A physical examination of stress fracture involves checking for any obvious clinical deformity, discomfort when there is movement in the hip, either active or passive. When there is extreme motion, it can cause muscular spasms. There is pain in the greater trochanter with percussion.

For displaced fracture, it involves moving the leg in abduction and external rotation.

What Causes Femoral Neck Fracture?

The most common cause of femoral neck fracture is when elderly people fall, or accidents or trauma caused in younger people.

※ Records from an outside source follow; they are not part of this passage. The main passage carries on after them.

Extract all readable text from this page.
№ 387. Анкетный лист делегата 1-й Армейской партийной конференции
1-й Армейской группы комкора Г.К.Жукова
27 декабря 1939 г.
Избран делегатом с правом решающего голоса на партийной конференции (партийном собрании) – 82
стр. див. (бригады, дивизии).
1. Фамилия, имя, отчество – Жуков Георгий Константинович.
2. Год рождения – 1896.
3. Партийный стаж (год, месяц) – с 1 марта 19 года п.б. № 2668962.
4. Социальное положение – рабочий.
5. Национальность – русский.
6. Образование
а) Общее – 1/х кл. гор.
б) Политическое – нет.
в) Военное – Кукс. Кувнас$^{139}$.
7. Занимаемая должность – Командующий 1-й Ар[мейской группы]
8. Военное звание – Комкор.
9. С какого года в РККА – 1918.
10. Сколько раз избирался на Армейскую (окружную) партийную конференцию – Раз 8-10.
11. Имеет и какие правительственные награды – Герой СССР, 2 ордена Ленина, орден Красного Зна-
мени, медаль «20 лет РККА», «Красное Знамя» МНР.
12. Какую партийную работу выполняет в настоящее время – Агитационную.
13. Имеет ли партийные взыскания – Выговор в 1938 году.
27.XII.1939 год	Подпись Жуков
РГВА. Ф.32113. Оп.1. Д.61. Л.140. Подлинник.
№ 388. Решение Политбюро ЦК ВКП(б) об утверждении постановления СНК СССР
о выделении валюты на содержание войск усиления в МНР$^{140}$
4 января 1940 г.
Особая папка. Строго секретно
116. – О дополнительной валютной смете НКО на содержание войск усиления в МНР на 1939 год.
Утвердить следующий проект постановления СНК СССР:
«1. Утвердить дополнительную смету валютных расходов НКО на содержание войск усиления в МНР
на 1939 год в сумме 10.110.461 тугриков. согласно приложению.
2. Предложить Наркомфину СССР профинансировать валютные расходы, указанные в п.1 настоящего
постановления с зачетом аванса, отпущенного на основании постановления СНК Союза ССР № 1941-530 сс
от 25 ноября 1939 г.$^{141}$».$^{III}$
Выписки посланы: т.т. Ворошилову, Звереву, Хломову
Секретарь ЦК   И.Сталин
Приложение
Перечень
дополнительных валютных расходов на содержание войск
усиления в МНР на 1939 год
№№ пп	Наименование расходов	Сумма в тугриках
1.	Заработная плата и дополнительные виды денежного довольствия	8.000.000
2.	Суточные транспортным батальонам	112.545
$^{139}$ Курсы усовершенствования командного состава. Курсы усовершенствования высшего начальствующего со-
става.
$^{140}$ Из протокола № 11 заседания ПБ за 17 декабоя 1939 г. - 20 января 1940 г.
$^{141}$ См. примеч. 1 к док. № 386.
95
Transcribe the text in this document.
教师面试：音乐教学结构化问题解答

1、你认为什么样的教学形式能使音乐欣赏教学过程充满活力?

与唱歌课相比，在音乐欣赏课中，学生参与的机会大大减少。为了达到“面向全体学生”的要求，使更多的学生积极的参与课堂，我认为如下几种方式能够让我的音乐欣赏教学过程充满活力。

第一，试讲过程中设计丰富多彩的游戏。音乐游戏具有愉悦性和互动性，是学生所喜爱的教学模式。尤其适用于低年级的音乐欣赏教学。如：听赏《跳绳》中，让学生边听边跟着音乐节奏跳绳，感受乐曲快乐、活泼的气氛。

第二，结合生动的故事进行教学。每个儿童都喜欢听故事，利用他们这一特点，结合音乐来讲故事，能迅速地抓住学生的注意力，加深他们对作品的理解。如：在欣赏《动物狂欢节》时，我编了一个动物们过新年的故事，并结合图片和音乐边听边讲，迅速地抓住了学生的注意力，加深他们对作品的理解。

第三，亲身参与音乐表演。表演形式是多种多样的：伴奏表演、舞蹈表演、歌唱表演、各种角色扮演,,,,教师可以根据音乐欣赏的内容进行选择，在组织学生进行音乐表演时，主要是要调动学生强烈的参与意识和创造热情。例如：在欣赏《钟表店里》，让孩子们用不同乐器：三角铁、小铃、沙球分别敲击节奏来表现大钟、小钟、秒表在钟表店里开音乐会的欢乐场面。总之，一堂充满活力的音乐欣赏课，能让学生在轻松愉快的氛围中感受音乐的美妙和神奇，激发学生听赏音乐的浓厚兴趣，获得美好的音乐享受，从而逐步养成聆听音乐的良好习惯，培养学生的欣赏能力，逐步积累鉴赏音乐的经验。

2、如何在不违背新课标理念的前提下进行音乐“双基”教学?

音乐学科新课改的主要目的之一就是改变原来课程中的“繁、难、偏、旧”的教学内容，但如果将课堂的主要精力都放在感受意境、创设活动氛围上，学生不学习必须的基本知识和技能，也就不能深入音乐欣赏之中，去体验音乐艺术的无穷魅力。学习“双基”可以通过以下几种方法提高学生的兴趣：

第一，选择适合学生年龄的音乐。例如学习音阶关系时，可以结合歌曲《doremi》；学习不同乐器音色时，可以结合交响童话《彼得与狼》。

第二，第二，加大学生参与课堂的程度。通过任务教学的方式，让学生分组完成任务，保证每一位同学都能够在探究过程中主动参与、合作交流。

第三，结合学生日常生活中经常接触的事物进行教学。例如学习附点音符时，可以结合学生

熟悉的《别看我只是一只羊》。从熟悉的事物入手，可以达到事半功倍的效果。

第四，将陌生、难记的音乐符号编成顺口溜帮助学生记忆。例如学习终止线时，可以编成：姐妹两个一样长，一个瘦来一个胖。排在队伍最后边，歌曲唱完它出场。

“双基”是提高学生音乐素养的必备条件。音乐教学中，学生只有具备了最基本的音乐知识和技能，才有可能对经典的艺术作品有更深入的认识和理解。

When elderly people fall the mechanism can either be direct impact on the hip when falling or a twist, where the foot remains in the same position and the body rotates. The fractured bone is deficient in elastic resistance. Elderly people are at higher risk because of osteoporosis and osteomalacia. Also women are more prone because of higher occurrence of osteoporosis, which makes the bones weak and fragile.

In a trauma involving younger people, there is axial load along with high force. The fracture of neck femor is caused due to an abducted hip, or it can also lead to hip fracture dislocation.

Complications

There can be a lot of blood loss in closed fractures, which might not be obvious till there is swelling in the thighs.

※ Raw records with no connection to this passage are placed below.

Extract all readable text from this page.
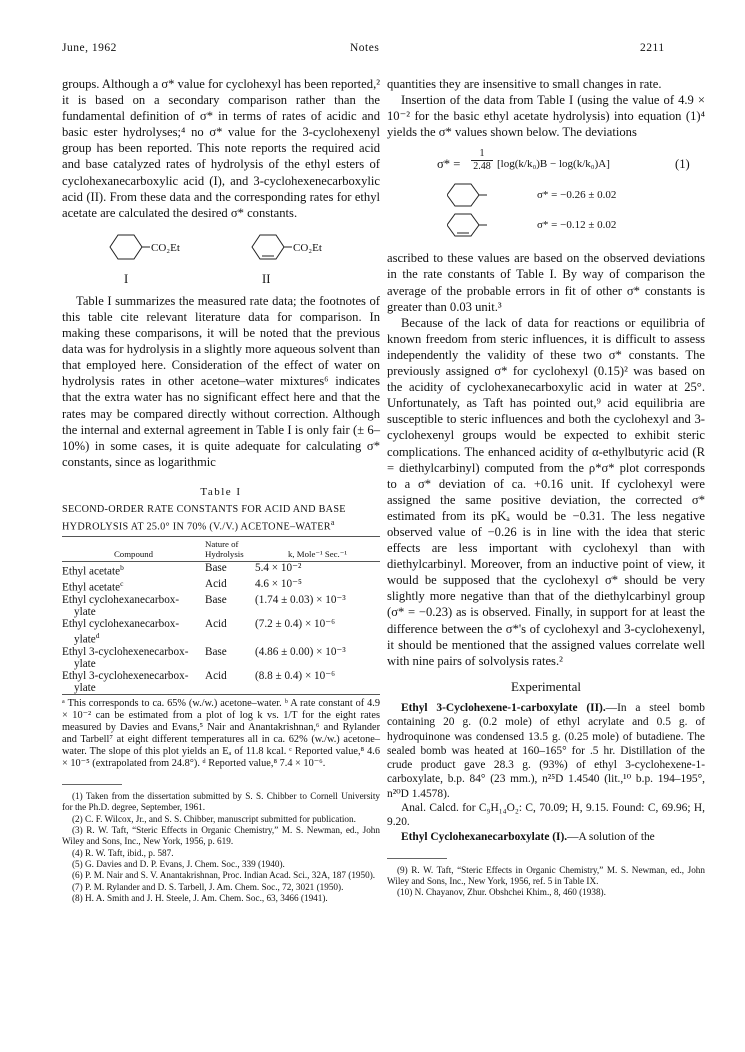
June, 1962	Notes	2211

groups. Although a σ* value for cyclohexyl has been reported,² it is based on a secondary comparison rather than the fundamental definition of σ* in terms of rates of acidic and basic ester hydrolyses;⁴ no σ* value for the 3-cyclohexenyl group has been reported. This note reports the required acid and base catalyzed rates of hydrolysis of the ethyl esters of cyclohexanecarboxylic acid (I), and 3-cyclohexenecarboxylic acid (II). From these data and the corresponding rates for ethyl acetate are calculated the desired σ* constants.

CO₂Et	CO₂Et
I	II

Table I summarizes the measured rate data; the footnotes of this table cite relevant literature data for comparison. In making these comparisons, it will be noted that the previous data was for hydrolysis in a slightly more aqueous solvent than that employed here. Consideration of the effect of water on hydrolysis rates in other acetone–water mixtures⁶ indicates that the extra water has no significant effect here and that the rates may be compared directly without correction. Although the internal and external agreement in Table I is only fair (± 6–10%) in some cases, it is quite adequate for calculating σ* constants, since as logarithmic

Table I
SECOND-ORDER RATE CONSTANTS FOR ACID AND BASE HYDROLYSIS AT 25.0° IN 70% (V./V.) ACETONE–WATER$^a$
Compound	Nature of Hydrolysis	k, Mole⁻¹ Sec.⁻¹
Ethyl acetate$^b$	Base	5.4 × 10⁻²
Ethyl acetate$^c$	Acid	4.6 × 10⁻⁵
Ethyl cyclohexanecarbox-
ylate	Base	(1.74 ± 0.03) × 10⁻³
Ethyl cyclohexanecarbox-
ylate$^d$	Acid	(7.2 ± 0.4) × 10⁻⁶
Ethyl 3-cyclohexenecarbox-
ylate	Base	(4.86 ± 0.00) × 10⁻³
Ethyl 3-cyclohexenecarbox-
ylate	Acid	(8.8 ± 0.4) × 10⁻⁶
ᵃ This corresponds to ca. 65% (w./w.) acetone–water. ᵇ A rate constant of 4.9 × 10⁻² can be estimated from a plot of log k vs. 1/T for the eight rates measured by Davies and Evans,⁵ Nair and Anantakrishnan,⁶ and Rylander and Tarbell⁷ at eight different temperatures all in ca. 62% (w./w.) acetone–water. The slope of this plot yields an Eₐ of 11.8 kcal. ᶜ Reported value,⁸ 4.6 × 10⁻⁵ (extrapolated from 24.8°). ᵈ Reported value,⁸ 7.4 × 10⁻⁶.
(1) Taken from the dissertation submitted by S. S. Chibber to Cornell University for the Ph.D. degree, September, 1961.
(2) C. F. Wilcox, Jr., and S. S. Chibber, manuscript submitted for publication.
(3) R. W. Taft, “Steric Effects in Organic Chemistry,” M. S. Newman, ed., John Wiley and Sons, Inc., New York, 1956, p. 619.
(4) R. W. Taft, ibid., p. 587.
(5) G. Davies and D. P. Evans, J. Chem. Soc., 339 (1940).
(6) P. M. Nair and S. V. Anantakrishnan, Proc. Indian Acad. Sci., 32A, 187 (1950).
(7) P. M. Rylander and D. S. Tarbell, J. Am. Chem. Soc., 72, 3021 (1950).
(8) H. A. Smith and J. H. Steele, J. Am. Chem. Soc., 63, 3466 (1941).

quantities they are insensitive to small changes in rate.

Insertion of the data from Table I (using the value of 4.9 × 10⁻² for the basic ethyl acetate hydrolysis) into equation (1)⁴ yields the σ* values shown below. The deviations

$\sigma* = \frac{1}{2.48} [\log(k/k_0)B - \log(k/k_0)A]$	(1)
σ* = −0.26 ± 0.02
σ* = −0.12 ± 0.02

ascribed to these values are based on the observed deviations in the rate constants of Table I. By way of comparison the average of the probable errors in fit of other σ* constants is greater than 0.03 unit.³

Because of the lack of data for reactions or equilibria of known freedom from steric influences, it is difficult to assess independently the validity of these two σ* constants. The previously assigned σ* for cyclohexyl (0.15)² was based on the acidity of cyclohexanecarboxylic acid in water at 25°. Unfortunately, as Taft has pointed out,⁹ acid equilibria are susceptible to steric influences and both the cyclohexyl and 3-cyclohexenyl groups would be expected to exhibit steric complications. The enhanced acidity of α-ethylbutyric acid (R = diethylcarbinyl) computed from the ρ*σ* plot corresponds to a σ* deviation of ca. +0.16 unit. If cyclohexyl were assigned the same positive deviation, the corrected σ* estimated from its pKₐ would be −0.31. The less negative observed value of −0.26 is in line with the idea that steric effects are less important with cyclohexyl than with diethylcarbinyl. Moreover, from an inductive point of view, it would be supposed that the cyclohexyl σ* should be very slightly more negative than that of the diethylcarbinyl group (σ* = −0.23) as is observed. Finally, in support for at least the difference between the σ*'s of cyclohexyl and 3-cyclohexenyl, it should be mentioned that the assigned values correlate well with nine pairs of solvolysis rates.²

Experimental

Ethyl 3-Cyclohexene-1-carboxylate (II).—In a steel bomb containing 20 g. (0.2 mole) of ethyl acrylate and 0.5 g. of hydroquinone was condensed 13.5 g. (0.25 mole) of butadiene. The sealed bomb was heated at 160–165° for .5 hr. Distillation of the crude product gave 28.3 g. (93%) of ethyl 3-cyclohexene-1-carboxylate, b.p. 84° (23 mm.), n²⁵D 1.4540 (lit.,¹⁰ b.p. 194–195°, n²⁰D 1.4578).

Anal. Calcd. for C₉H₁₄O₂: C, 70.09; H, 9.15. Found: C, 69.96; H, 9.20.

Ethyl Cyclohexanecarboxylate (I).—A solution of the

(9) R. W. Taft, “Steric Effects in Organic Chemistry,” M. S. Newman, ed., John Wiley and Sons, Inc., New York, 1956, ref. 5 in Table IX.
(10) N. Chayanov, Zhur. Obshchei Khim., 8, 460 (1938).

Further complications, which could arise, are deep vein thrombosis, pulmonary embolism, fat embolism, infection, angulation, nonunion and shortening.

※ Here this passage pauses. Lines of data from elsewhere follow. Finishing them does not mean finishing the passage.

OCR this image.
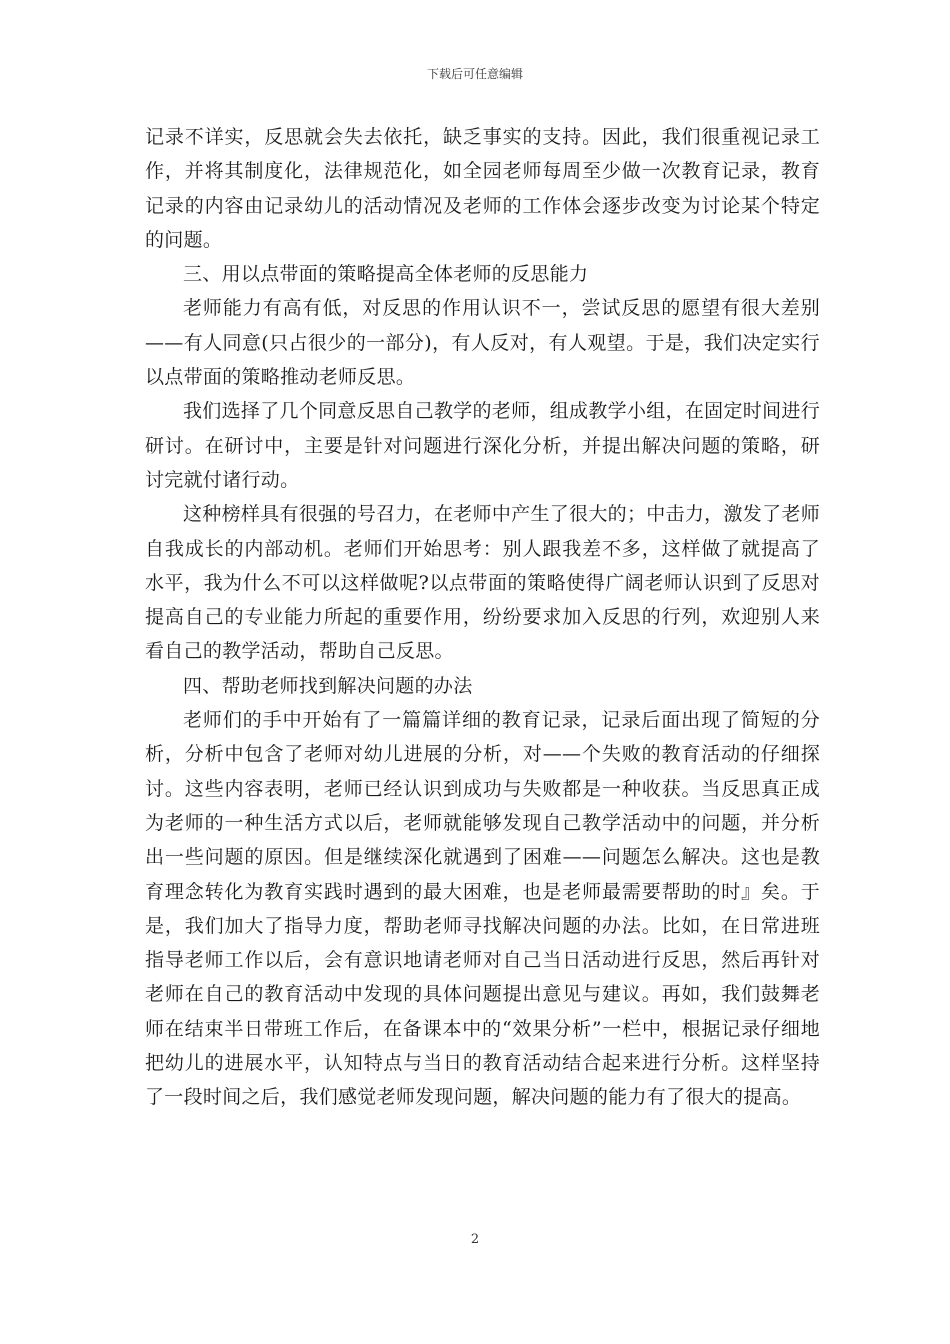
下载后可任意编辑

记录不详实，反思就会失去依托，缺乏事实的支持。因此，我们很重视记录工作，并将其制度化，法律规范化，如全园老师每周至少做一次教育记录，教育记录的内容由记录幼儿的活动情况及老师的工作体会逐步改变为讨论某个特定的问题。

三、用以点带面的策略提高全体老师的反思能力

老师能力有高有低，对反思的作用认识不一，尝试反思的愿望有很大差别——有人同意(只占很少的一部分)，有人反对，有人观望。于是，我们决定实行以点带面的策略推动老师反思。

我们选择了几个同意反思自己教学的老师，组成教学小组，在固定时间进行研讨。在研讨中，主要是针对问题进行深化分析，并提出解决问题的策略，研讨完就付诸行动。

这种榜样具有很强的号召力，在老师中产生了很大的；中击力，激发了老师自我成长的内部动机。老师们开始思考：别人跟我差不多，这样做了就提高了水平，我为什么不可以这样做呢?以点带面的策略使得广阔老师认识到了反思对提高自己的专业能力所起的重要作用，纷纷要求加入反思的行列，欢迎别人来看自己的教学活动，帮助自己反思。

四、帮助老师找到解决问题的办法

老师们的手中开始有了一篇篇详细的教育记录，记录后面出现了简短的分析，分析中包含了老师对幼儿进展的分析，对——个失败的教育活动的仔细探讨。这些内容表明，老师已经认识到成功与失败都是一种收获。当反思真正成为老师的一种生活方式以后，老师就能够发现自己教学活动中的问题，并分析出一些问题的原因。但是继续深化就遇到了困难——问题怎么解决。这也是教育理念转化为教育实践时遇到的最大困难，也是老师最需要帮助的时』矣。于是，我们加大了指导力度，帮助老师寻找解决问题的办法。比如，在日常进班指导老师工作以后，会有意识地请老师对自己当日活动进行反思，然后再针对老师在自己的教育活动中发现的具体问题提出意见与建议。再如，我们鼓舞老师在结束半日带班工作后，在备课本中的“效果分析”一栏中，根据记录仔细地把幼儿的进展水平，认知特点与当日的教育活动结合起来进行分析。这样坚持了一段时间之后，我们感觉老师发现问题，解决问题的能力有了很大的提高。

2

Treatments for Femoral Neck Fracture

Medication

The main concern of medication in femoral neck fracture is pain management. The acute pain experienced in fracture is addressed by administering acetaminophen or NSAID. If these medicines do not work or give pain relief, then additional medication might be required. For such cases, opiates are given, which will provide relief from breakthrough pain. In acute phase, pain medication will have to be adjusted frequently.

Surgical Intervention

For surgery, the most important criteria are the age of the patient and the amount of displacement caused by the fracture. When the age of the patient is less than 60 years, partial hip replacement is avoided as much as possible as it will wear out faster in more active younger patients.

Hip Pinning

Hip pinning involves placing screws along the fractured bone. This procedure is done when there is minimal displacement and is well aligned. To avoid hip replacement in younger patients, it is done even when there is improper alignment.
The procedure is carried out under spinal or general anesthesia. Small incision in the thigh is done and with help of x-ray the surgeon places the screws, which stabilize the bone.
Depending on the tolerance level, weight can be put on the hips. The pain will subside when bones heal. If there is non-healing or bone death due to loss of blood supply, hip replacement might be required.

Hip Hemiarthroplasty

This term means half of hip replacement, where only the ball of the bone is removed and replaced with metal prosthesis. Since there can be complications in repairing the fracture, especially involving displacement, this technique is preferred.
This surgery is also performed under spinal or general anesthesia. With an incision outside the hip, the fractured portion of the femoral head is removed.
Rehabilitation of such patients is initiated as the earliest and walking commenced with full weight on the implant.

Physical Therapy During Recovery

Physical therapy forms part of the rehabilitation program and includes different types of activities. Some of them are given below:

Running:

The introduction to running is slow and the distance is also gradually increased. If there is pain, a break of few days is taken. Depending on the symptoms, the mileage is gradually increased and progressed.
Strengthening:

This deals with strengthening of a hip abductor muscle – gluteus medius along with other muscles of the region. It helps in improving and normalizing the gait, after which sport specific training is done.
Aerobic Exercise:

It is essential to have aerobic exercises done during the rehabilitation program. For non-weight bearing ambulation, upper body exercises can be done. After that swimming or deep-water running can be included in the regime.